And if he doesn't understand that concept should he _really_ be teaching anyone programming?
I'm pretty sure that if you understand both Turing completeness and the practice of actual programming, then you know that in most cases the one has virtually nothing to do with the other. (Which is not meant at all to imply that the author of linked article understands Turing completeness, just that even though he doesn't seem to he could still be excellent at teaching programming.)
Then the question becomes "why is he talking about turing completeness, something that is either irrelevant, or that he knows nothing about?"
I mean it sounds very nice and fancy - but loop semantics and conditional jumps have nearly nothing to do with what he's talking about.
Heck no he shouldn't.
I'm pretty sure this was a tongue-in-cheek way of stating the true criticism.
I'm wondering that here. The whole article feels over-the-top, perhaps it's a well crafted parody, an extreme sense of sarcasm? May be he is a Python 3 lover after all.
Isn't over-the-top Zed Shaw's "thing"?
Ditto.

Then I read more for laughs.

I kind of feel like I could fix py2to3 if I have a sed and awk layer in there.. maybe a fun project.

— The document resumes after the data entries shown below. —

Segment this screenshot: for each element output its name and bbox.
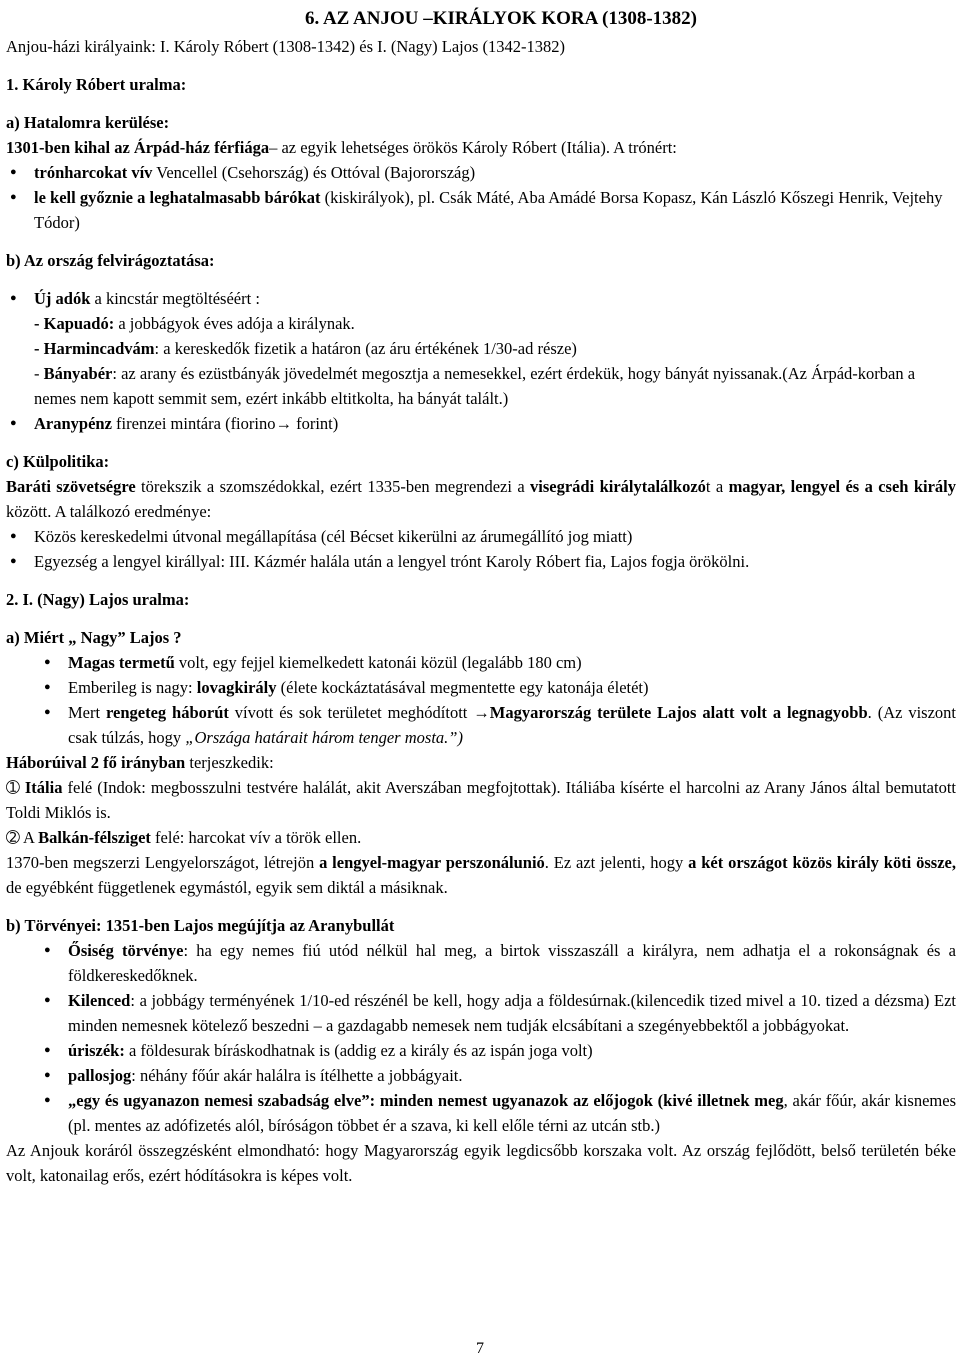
harmincadvam-line: - Harmincadvám: a kereskedők fizetik a határon (az áru értékének 1/30-ad része) (34, 339, 577, 358)
section-1b-list-2 (6, 411, 956, 436)
list-item: ● Aranypénz firenzei mintára (fiorino→ forint) (6, 411, 956, 436)
list-item: ● Magas termetű volt, egy fejjel kiemelkedett katonái közül (legalább 180 cm) (6, 650, 956, 675)
section-1a-line: 1301-ben kihal az Árpád-ház férfiága– az egyik lehetséges örökös Károly Róbert (Itália). A trónért: (6, 138, 677, 157)
section-2a-list (6, 650, 956, 750)
list-item: ● Kilenced: a jobbágy terményének 1/10-ed részénél be kell, hogy adja a földesúrnak.(kilencedik tized mivel a 10. tized a dézsma) Ezt minden nemesnek kötelező beszedni – a gazdagabb nemesek nem tudják elcsábítani a szegényebbektől a jobbágyokat. (6, 988, 956, 1038)
list-item: ● Mert rengeteg háborút vívott és sok területet meghódított →Magyarország területe Lajos alatt volt a legnagyobb. (Az viszont csak túlzás, hogy „Országa határait három tenger mosta.”) (6, 700, 956, 750)
section-2b-heading: b) Törvényei: 1351-ben Lajos megújítja az Aranybullát (6, 916, 395, 935)
kapuado-line: - Kapuadó: a jobbágyok éves adója a királynak. (34, 314, 355, 333)
list-item: ● trónharcokat vív Vencellel (Csehország) és Ottóval (Bajorország) (6, 160, 956, 185)
section-1a-list (6, 160, 956, 235)
document-page (6, 0, 956, 1188)
war-italy: ➀ Itália felé (Indok: megbosszulni testvére halálát, akit Averszában megfojtottak). Itáliába kísérte el harcolni az Arany János által bemutatott Toldi Miklós is. (6, 778, 956, 822)
page-number: 7 (476, 1340, 484, 1357)
section-2b-list (6, 938, 956, 1138)
intro-line: Anjou-házi királyaink: I. Károly Róbert (1308-1342) és I. (Nagy) Lajos (1342-1382) (6, 37, 566, 56)
list-item: ● Ősiség törvénye: ha egy nemes fiú utód nélkül hal meg, a birtok visszaszáll a királyra, nem adhatja el a rokonságnak és a földkereskedőknek. (6, 938, 956, 988)
list-item: ● le kell győznie a leghatalmasabb bárókat (kiskirályok), pl. Csák Máté, Aba Amádé Borsa Kopasz, Kán László Kőszegi Henrik, Vejtehy Tódor) (6, 185, 956, 235)
list-item: ● „egy és ugyanazon nemesi szabadság elve”: minden nemest ugyanazok az előjogok (kivé illetnek meg, akár főúr, akár kisnemes (pl. mentes az adófizetés alól, bíróságon többet ér a szava, ki kell előle térni az utcán stb.) (6, 1088, 956, 1138)
page-title: 6. AZ ANJOU –KIRÁLYOK KORA (1308-1382) (305, 8, 697, 29)
section-2a-heading: a) Miért „ Nagy” Lajos ? (6, 628, 182, 647)
list-item: ● pallosjog: néhány főúr akár halálra is ítélhette a jobbágyait. (6, 1063, 956, 1088)
section-2-heading: 2. I. (Nagy) Lajos uralma: (6, 590, 190, 609)
section-1b-list (6, 286, 956, 311)
section-1c-heading: c) Külpolitika: (6, 452, 110, 471)
list-item: ● Emberileg is nagy: lovagkirály (élete kockáztatásával megmentette egy katonája életét) (6, 675, 956, 700)
section-1c-list (6, 524, 956, 574)
banyaber-line: - Bányabér: az arany és ezüstbányák jövedelmét megosztja a nemesekkel, ezért érdekük, hogy bányát nyissanak.(Az Árpád-korban a nemes nem kapott semmit sem, ezért inkább eltitkolta, ha bányát talált.) (34, 364, 916, 408)
list-item: ● úriszék: a földesurak bíráskodhatnak is (addig ez a király és az ispán joga volt) (6, 1038, 956, 1063)
wars-intro: Háborúival 2 fő irányban terjeszkedik: (6, 753, 274, 772)
list-item: ● Új adók a kincstár megtöltéséért : (6, 286, 956, 311)
list-item: ● Egyezség a lengyel királlyal: III. Kázmér halála után a lengyel trónt Karoly Róbert fia, Lajos fogja örökölni. (6, 549, 956, 574)
war-balkan: ➁ A Balkán-félsziget felé: harcokat vív a török ellen. (6, 828, 362, 847)
section-1a-heading: a) Hatalomra kerülése: (6, 113, 170, 132)
list-item: ● Közös kereskedelmi útvonal megállapítása (cél Bécset kikerülni az árumegállító jog miatt) (6, 524, 956, 549)
summary-paragraph: Az Anjouk koráról összegzésként elmondható: hogy Magyarország egyik legdicsőbb korszaka volt. Az ország fejlődött, belső területén béke volt, katonailag erős, ezért hódításokra is képes volt. (6, 1141, 956, 1185)
section-1b-heading: b) Az ország felvirágoztatása: (6, 251, 215, 270)
section-1-heading: 1. Károly Róbert uralma: (6, 75, 187, 94)
section-1c-paragraph: Baráti szövetségre törekszik a szomszédokkal, ezért 1335-ben megrendezi a visegrádi királytalálkozót a magyar, lengyel és a cseh király között. A találkozó eredménye: (6, 477, 956, 521)
personal-union-paragraph: 1370-ben megszerzi Lengyelországot, létrejön a lengyel-magyar perszonálunió. Ez azt jelenti, hogy a két országot közös király köti össze, de egyébként függetlenek egymástól, egyik sem diktál a másiknak. (6, 853, 956, 897)
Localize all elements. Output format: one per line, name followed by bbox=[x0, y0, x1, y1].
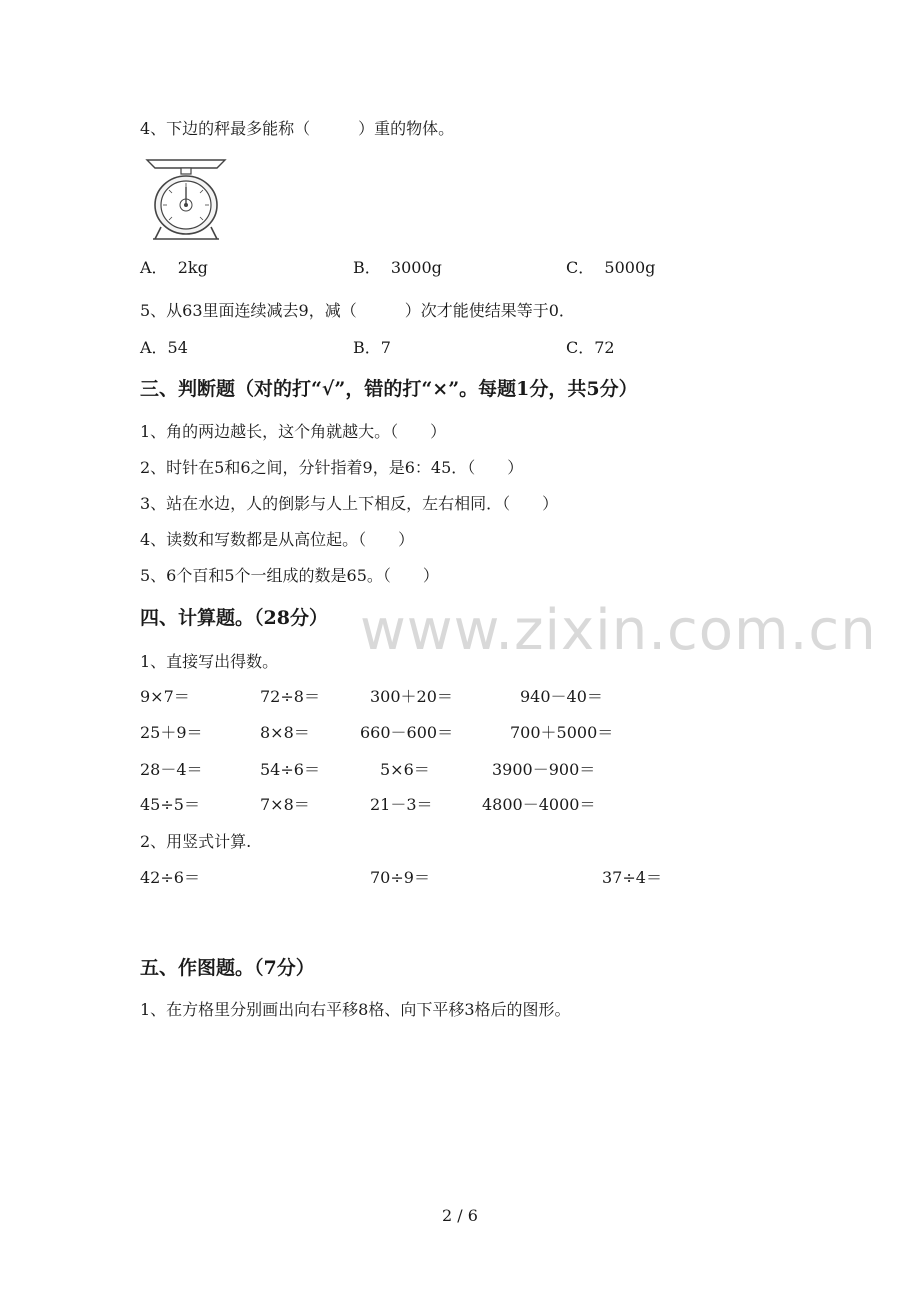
calc-cell: 8×8＝ bbox=[260, 723, 310, 742]
calc-cell: 5×6＝ bbox=[380, 760, 430, 779]
q5-option-c: C．72 bbox=[566, 338, 615, 357]
calc-cell: 25＋9＝ bbox=[140, 723, 203, 742]
q4-option-c: C． 5000g bbox=[566, 258, 656, 277]
judge-item-5: 5、6个百和5个一组成的数是65。（ ） bbox=[140, 566, 439, 585]
calc-cell: 54÷6＝ bbox=[260, 760, 320, 779]
section-5-heading: 五、作图题。（7分） bbox=[140, 957, 315, 979]
watermark: www.zixin.com.cn bbox=[360, 598, 877, 663]
q5-option-b: B．7 bbox=[353, 338, 391, 357]
judge-item-2: 2、时针在5和6之间，分针指着9，是6：45．（ ） bbox=[140, 458, 524, 477]
calc-cell: 300＋20＝ bbox=[370, 687, 453, 706]
section-4-heading: 四、计算题。（28分） bbox=[140, 607, 328, 629]
calc-cell: 940－40＝ bbox=[520, 687, 603, 706]
calc-cell: 3900－900＝ bbox=[492, 760, 596, 779]
calc-sub-2: 2、用竖式计算. bbox=[140, 832, 252, 851]
calc-cell: 21－3＝ bbox=[370, 795, 433, 814]
calc-cell: 45÷5＝ bbox=[140, 795, 200, 814]
q4-option-a: A． 2kg bbox=[140, 258, 208, 277]
judge-item-3: 3、站在水边，人的倒影与人上下相反，左右相同．（ ） bbox=[140, 494, 559, 513]
calc-cell: 9×7＝ bbox=[140, 687, 190, 706]
calc-cell: 28－4＝ bbox=[140, 760, 203, 779]
judge-item-4: 4、读数和写数都是从高位起。（ ） bbox=[140, 530, 415, 549]
vertical-calc-1: 42÷6＝ bbox=[140, 868, 200, 887]
kitchen-scale-image bbox=[143, 155, 229, 241]
page-number: 2 / 6 bbox=[442, 1206, 478, 1225]
judge-item-1: 1、角的两边越长，这个角就越大。（ ） bbox=[140, 422, 447, 441]
drawing-item-1: 1、在方格里分别画出向右平移8格、向下平移3格后的图形。 bbox=[140, 1000, 571, 1019]
q4-option-b: B． 3000g bbox=[353, 258, 442, 277]
q5-option-a: A．54 bbox=[140, 338, 188, 357]
vertical-calc-2: 70÷9＝ bbox=[370, 868, 430, 887]
calc-cell: 660－600＝ bbox=[360, 723, 454, 742]
section-3-heading: 三、判断题（对的打“√”，错的打“×”。每题1分，共5分） bbox=[140, 378, 638, 400]
calc-cell: 700＋5000＝ bbox=[510, 723, 614, 742]
calc-cell: 4800－4000＝ bbox=[482, 795, 596, 814]
calc-sub-1: 1、直接写出得数。 bbox=[140, 652, 279, 671]
calc-cell: 72÷8＝ bbox=[260, 687, 320, 706]
question-4-text: 4、下边的秤最多能称（ ）重的物体。 bbox=[140, 119, 455, 138]
calc-cell: 7×8＝ bbox=[260, 795, 310, 814]
vertical-calc-3: 37÷4＝ bbox=[602, 868, 662, 887]
question-5-text: 5、从63里面连续减去9，减（ ）次才能使结果等于0． bbox=[140, 301, 575, 320]
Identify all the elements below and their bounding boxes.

In my experience a lot of the problems with automatically converting existing Python 2 code to Python 3 code is that the Python 2 code usually makes fundamentally broken assumptions when it comes to unicode and bytes.
This is what the author doesn't get- the fact that Python 2 makes no distinction between bytes-like objects and string-like objects is a bug, not a feature. He finds his code so awful to migrate because he has built it on a contrary assumption.
I was working on a side project and ended up upgrading because I could figure out how Python was encoding my data. I got so frustrated with the semantics I found it easier to jusy upgrade.
lol, winning.
Definitely disagree. I am a literal genius, wrote compilers, learned a dozen programming languages for fun, but prefer to do hard things. Yes p2 handling of coding is broken, but p3 is much worse. Making a theoretical argument about a pragmatic problem is a category mistake. And it's not even the core of Zed's expressed concern, which is the arrogant and abusive manipulation of the user community in service of the interests of self-obsessed project.
such smart. impressed. "p2" "p3". knows unique terminology. literal genius. so smart. A dozen programming languages just for fun? You definitely know what you're talking about and have very worthwhile contributions. People should listen to you.

I like what you said about self-obsessed project. It's clear that you have a very well reasoned position, not just opinion. What you say makes irrefutable sense.